A Mondrian-based Utility Optimization Model for Anonymization


CANBAY Y., SAĞIROĞLU Ş., VURAL Y.

2019 4th International Conference on Computer Science and Engineering (UBMK), Samsun, Turkey, Turkey, 11 - 15 September 2019 identifier identifier

  • Publication Type: Conference Paper / Full Text
  • Doi Number: 10.1109/ubmk.2019.8907117
  • City: Samsun, Turkey
  • Country: Turkey
  • Keywords: Anonymization, Mondrian, outliers, utility optimization
  • Gazi University Affiliated: Yes

Abstract

Anonymization is a privacy-preserving approach facilitating to protect the identities of data subjects.
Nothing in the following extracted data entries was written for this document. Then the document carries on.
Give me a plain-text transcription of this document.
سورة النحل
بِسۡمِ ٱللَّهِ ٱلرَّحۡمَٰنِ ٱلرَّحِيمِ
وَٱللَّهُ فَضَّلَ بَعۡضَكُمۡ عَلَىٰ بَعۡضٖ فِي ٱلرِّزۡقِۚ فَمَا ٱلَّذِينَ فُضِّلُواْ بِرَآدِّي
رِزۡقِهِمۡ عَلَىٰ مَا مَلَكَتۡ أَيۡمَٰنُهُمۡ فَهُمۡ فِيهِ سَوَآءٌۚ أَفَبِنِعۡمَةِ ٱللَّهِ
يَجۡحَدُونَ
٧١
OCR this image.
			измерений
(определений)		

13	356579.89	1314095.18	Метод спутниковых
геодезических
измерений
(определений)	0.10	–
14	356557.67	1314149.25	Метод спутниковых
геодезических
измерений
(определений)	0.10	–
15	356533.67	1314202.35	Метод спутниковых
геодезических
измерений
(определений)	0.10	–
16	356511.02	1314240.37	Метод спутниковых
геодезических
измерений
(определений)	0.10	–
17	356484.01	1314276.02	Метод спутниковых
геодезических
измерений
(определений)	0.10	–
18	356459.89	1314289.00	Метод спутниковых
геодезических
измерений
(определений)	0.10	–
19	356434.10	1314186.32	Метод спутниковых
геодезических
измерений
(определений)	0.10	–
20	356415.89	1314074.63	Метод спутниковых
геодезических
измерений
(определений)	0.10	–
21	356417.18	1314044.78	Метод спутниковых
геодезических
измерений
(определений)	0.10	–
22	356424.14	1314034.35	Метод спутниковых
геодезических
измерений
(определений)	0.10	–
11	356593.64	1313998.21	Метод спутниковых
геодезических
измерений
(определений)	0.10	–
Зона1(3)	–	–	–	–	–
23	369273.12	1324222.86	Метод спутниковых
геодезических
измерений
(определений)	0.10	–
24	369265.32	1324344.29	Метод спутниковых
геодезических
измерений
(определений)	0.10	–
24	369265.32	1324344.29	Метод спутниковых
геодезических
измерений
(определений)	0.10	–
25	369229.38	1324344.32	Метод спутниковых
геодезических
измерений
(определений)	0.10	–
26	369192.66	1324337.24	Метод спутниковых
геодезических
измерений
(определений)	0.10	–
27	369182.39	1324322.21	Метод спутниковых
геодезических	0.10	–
Besides privacy, anonymization presents a data utility that is very important for data analytics. The accuracy of a data analytics model, which is created on anonymous data, depends on the utility provided by anonymization. While there exist some factors directly affecting data utility such as privacy level, anonymization operators, anonymization algorithm, etc. Recent studies presented that outliers are another factor that affects data utility too. In the anonymization domain, outliers are accepted as "a group of data that decreases total data utility". In this paper, in order to maximize the data utility, a new data utility model is proposed and applied to Mondrian for the first time. A general outlier-based utility evaluation function is also introduced to measure this utility for the first time. Experimental results have shown that the proposed model improves data utility and presents higher utility than Mondrian. The proposed function might be also used as a reliable tool for outlier-based utility-aware anonymization models.